9. The method of any of claims 1 to 7, further comprising:

in the case where the second data is not the unadjusted region of interest data and the number of the adjusted region of interest data in the memory area is smaller than the number of the plurality of region of interest data, the data at the second address in the memory area that is not accessed is determined as the next region of interest data to be adjusted.

10. The method of claim 9, wherein determining data at the second address in the memory area that has not been accessed as the next region of interest data to be adjusted comprises:

Determining a second local address range of the plurality of local address ranges, wherein the second local address range comprises at least one address which is not accessed; and

the second address is determined from a count value in a counter corresponding to the second local address range.

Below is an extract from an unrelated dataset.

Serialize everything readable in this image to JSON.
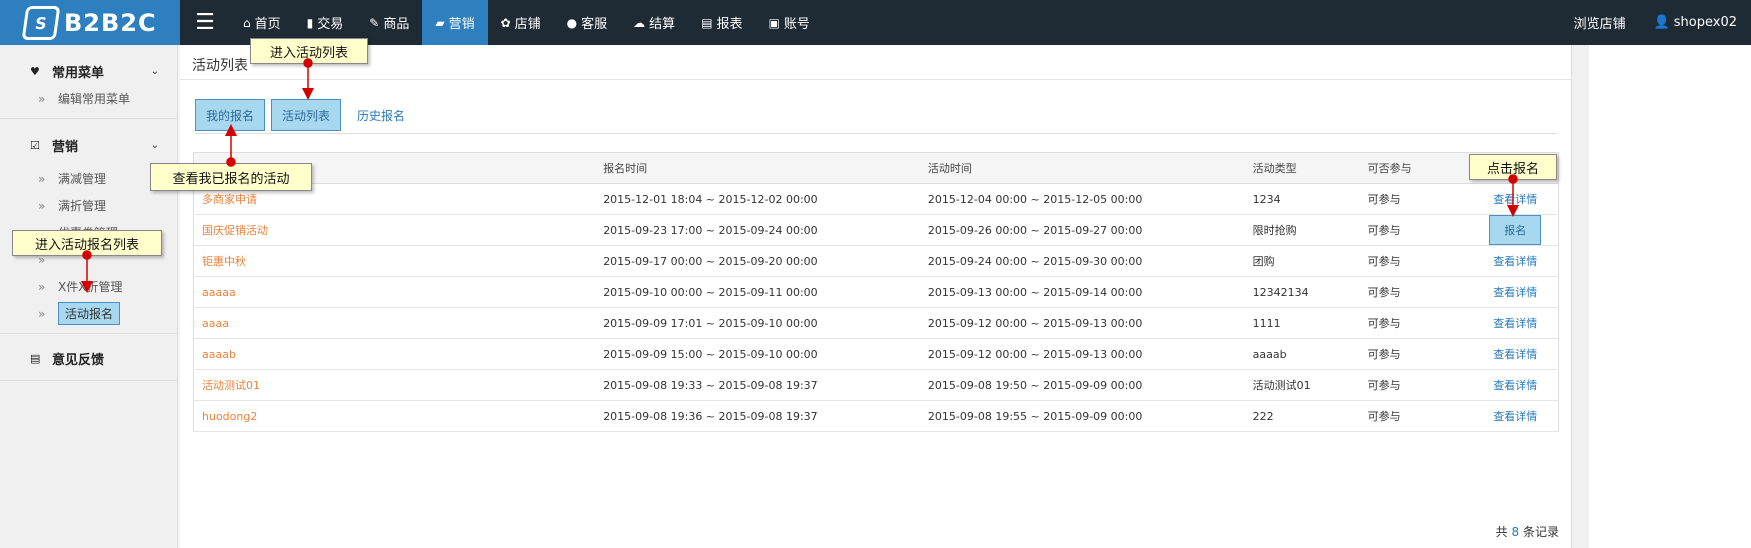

11. A computer readable non-transitory storage medium having stored thereon program instructions that, when executed, perform at least the method of any of claims 1 to 10.

12. An apparatus for adjusting storage locations of a plurality of region of interest data, comprising:

a buffer memory configured to store region of interest data to be currently adjusted; and

a processor configured to perform at least the method of any one of claims 1 to 10 at start-up.

13. The apparatus of claim 12, wherein the buffer memory comprises two buffers, each buffer having a capacity that depends on a size of a single region of interest data.

14. The apparatus of claim 12 or 13, further comprising:

a plurality of counters, each counter corresponding to a respective local address range, the number of the plurality of counters being dependent on the accuracy of the score for each region of interest data.